La situation semble toutefois au beau fixe aux usines d’abattage, de découpe et de désossage de Yamachiche, en Mauricie, de Saint-Esprit, dans Lanaudière, et d’Ange-Gardien, en Montérégie Ouest.
Au décompte final, Olymel aura réduit ses effectifs de quelque 1700 employés au Québec. C’est tout de même significatif, étant donné que l’entreprise compte 9000 employés dans la Belle Province.
Au Canada, en incluant le Québec, le Nouveau-Brunswick, l’Ontario, la Saskatchewan et l’Alberta, avec son usine de Red Deer, on parle de 13 100 employés.
Mais attention! Ces employés ne travaillent pas tous dans le porc. Olymel, faut-il le préciser, évolue dans quatre secteurs d’activités : le porc frais, le porc transformé, la volaille fraîche, la volaille transformée.
La position d’Olymel
Ces fermetures et ces licenciements sont évidemment un œil au beurre noir au visage d’Olymel, qui contrôle 80 % du marché du porc. Il s’en trouve, dans cette industrie, pour critiquer sa mauvaise gestion et ses nombreuses acquisitions «payées trop cher» pour s’emparer du marché.

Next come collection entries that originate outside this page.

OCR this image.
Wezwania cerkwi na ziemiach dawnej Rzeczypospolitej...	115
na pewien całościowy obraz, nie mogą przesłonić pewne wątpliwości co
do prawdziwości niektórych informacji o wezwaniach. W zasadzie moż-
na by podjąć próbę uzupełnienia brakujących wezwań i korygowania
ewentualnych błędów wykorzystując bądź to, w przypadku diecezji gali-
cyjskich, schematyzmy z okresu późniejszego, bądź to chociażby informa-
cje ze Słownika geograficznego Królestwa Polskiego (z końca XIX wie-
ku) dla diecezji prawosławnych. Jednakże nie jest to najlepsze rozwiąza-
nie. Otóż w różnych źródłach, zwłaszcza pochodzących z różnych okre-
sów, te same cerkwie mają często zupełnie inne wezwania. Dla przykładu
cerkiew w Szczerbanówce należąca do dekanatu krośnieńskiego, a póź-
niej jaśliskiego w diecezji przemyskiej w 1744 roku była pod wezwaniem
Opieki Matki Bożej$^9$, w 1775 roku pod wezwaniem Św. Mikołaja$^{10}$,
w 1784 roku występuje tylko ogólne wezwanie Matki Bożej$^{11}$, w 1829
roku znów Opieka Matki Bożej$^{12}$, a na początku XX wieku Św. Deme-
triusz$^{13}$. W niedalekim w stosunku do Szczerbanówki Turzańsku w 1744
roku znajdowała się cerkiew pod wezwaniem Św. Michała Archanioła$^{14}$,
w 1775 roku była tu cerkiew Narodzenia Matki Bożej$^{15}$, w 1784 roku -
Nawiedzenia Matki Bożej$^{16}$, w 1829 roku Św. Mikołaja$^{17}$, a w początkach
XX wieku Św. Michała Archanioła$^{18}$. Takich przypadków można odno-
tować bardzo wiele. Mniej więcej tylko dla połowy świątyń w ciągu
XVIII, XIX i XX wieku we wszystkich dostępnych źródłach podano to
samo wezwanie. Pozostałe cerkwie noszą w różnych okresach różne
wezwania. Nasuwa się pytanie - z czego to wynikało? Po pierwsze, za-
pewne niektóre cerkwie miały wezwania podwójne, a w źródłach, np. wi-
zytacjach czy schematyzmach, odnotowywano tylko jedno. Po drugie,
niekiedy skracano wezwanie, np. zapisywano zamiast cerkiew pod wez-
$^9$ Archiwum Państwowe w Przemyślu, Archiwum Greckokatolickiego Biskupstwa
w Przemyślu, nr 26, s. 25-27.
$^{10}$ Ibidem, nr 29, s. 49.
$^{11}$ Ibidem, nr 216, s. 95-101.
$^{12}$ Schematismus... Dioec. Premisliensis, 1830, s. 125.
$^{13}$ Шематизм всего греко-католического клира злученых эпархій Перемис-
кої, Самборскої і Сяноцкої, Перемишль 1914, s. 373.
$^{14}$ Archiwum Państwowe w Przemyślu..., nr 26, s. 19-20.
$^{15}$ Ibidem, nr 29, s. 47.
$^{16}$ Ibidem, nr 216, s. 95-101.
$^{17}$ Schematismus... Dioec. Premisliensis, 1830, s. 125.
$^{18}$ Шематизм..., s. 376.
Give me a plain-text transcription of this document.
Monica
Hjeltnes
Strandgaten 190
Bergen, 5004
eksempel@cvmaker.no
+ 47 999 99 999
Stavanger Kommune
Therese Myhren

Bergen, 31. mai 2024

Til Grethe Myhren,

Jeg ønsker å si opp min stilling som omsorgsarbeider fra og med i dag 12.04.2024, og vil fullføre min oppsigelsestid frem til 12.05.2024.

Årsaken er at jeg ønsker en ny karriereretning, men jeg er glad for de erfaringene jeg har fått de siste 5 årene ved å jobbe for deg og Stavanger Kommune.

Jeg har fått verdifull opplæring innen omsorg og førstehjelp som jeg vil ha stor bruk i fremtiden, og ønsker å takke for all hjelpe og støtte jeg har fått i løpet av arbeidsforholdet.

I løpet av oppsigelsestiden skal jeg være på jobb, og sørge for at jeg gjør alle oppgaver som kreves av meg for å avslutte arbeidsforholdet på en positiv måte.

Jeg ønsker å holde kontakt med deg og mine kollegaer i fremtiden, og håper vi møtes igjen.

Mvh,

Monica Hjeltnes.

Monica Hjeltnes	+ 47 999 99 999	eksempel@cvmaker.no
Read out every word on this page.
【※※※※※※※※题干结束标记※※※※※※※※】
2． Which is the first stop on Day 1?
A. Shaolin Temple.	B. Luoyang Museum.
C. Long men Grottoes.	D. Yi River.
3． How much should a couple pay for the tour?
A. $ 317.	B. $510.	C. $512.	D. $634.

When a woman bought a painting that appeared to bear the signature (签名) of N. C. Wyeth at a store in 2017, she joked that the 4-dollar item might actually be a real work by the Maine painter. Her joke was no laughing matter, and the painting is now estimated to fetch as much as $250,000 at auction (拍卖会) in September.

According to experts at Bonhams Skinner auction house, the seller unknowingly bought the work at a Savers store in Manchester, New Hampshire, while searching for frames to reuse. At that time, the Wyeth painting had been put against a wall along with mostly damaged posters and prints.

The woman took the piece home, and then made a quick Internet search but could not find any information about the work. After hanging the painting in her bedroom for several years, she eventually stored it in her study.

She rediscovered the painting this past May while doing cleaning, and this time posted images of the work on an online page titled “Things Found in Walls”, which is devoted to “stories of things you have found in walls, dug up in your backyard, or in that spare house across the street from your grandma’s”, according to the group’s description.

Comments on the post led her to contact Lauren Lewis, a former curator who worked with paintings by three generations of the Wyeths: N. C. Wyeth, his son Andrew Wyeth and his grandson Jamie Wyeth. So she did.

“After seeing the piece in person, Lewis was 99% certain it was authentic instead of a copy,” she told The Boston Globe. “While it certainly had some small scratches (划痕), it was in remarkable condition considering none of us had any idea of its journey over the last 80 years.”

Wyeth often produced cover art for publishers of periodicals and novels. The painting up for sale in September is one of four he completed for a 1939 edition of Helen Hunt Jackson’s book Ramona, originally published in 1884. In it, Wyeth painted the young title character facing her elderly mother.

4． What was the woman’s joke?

L’achat de F. Ménard en 2019, un poids lourd dans le porc, aurait été une très mauvaise décision, selon plusieurs analystes. Certains ont avancé le chiffre mirobolant d’un milliard de dollars.
«C’est bien loin de ce montant», rectifie Paul Beauchamp, premier vice-président chez Olymel.
Mais c’est combien? «On n’a jamais divulgué les chiffres. On a payé le prix du marché à ce moment-là», précise-t-il sans élaborer.
Il le reconnaît d’emblée. Le marché mondial du porc «traverse une période extrêmement difficile» et, conséquemment, l’entreprise qu’il dirige n’y échappe pas.
Il semblerait également que la viande de porc est moins prisée. Les importations, comme c’est le cas pour la Chine, sont en diminution constante.
Concrètement, ça se traduira, pour Olymel, par une importante baisse des volumes d’abattage, tant dans les abattoirs québécois que dans l’ensemble du pays. Au Canada, dès le début de l’an prochain, le nombre de têtes abattues passera de 140 000 à 110 000, sur une base hebdomadaire. Au Québec, ce volume, qui atteint 100 000 têtes actuellement, sera rajusté à 85 000, toujours sur une base hebdomadaire.
Pas nécessairement une bonne nouvelle pour les éleveurs de porcs, qui ont ratifié en avril dernier une nouvelle convention avec les abattoirs d’Olymel, ainsi qu’avec les deux autres abattoirs présents au Québec. Le président des Éleveurs de porcs du Québec, David Duval, a dit que cette convention était «à l’image d’un secteur en crise», «un dur coup financier pour les éleveurs et les éleveuses».
La volaille
Il est bon de rappeler, avant d’aller plus loin, que la volaille connaît une forte croissance. Ce qui permet à Olymel d’envisager des jours meilleurs, en dépit de ses revers dans le porc.
«Je peux vous dire que c’est très rentable, la volaille fraîche et la volaille transformée», souligne le premier vice-président.
Et il y va d’une prédiction...
«Vous aurez l’occasion de constater, lorsqu’on publiera nos résultats financiers en février 2024, qu’il y a un net redressement.»
Il parle désormais d’une entreprise aux opérations «beaucoup plus efficace».
Est-ce la fin des mises à pied et des fermetures?
«Il pourrait y avoir d’autres cycles de croissance, d’autres cycles de consolidation. Ce qu’on vise, c’est de faire des gains d’efficacité, être plus performants.»
Qu’en pense maintenant le président de la Fédération du commerce?
Appréhende-t-il d’autres fermetures? D’autres rationalisations – une expression fourre-tout utilisée par les entreprises qui mettent leur monde dehors pour redresser leurs finances?
«Je ne pense pas, là, c’t’assez!», lance-t-il avec une pointe d’ironie.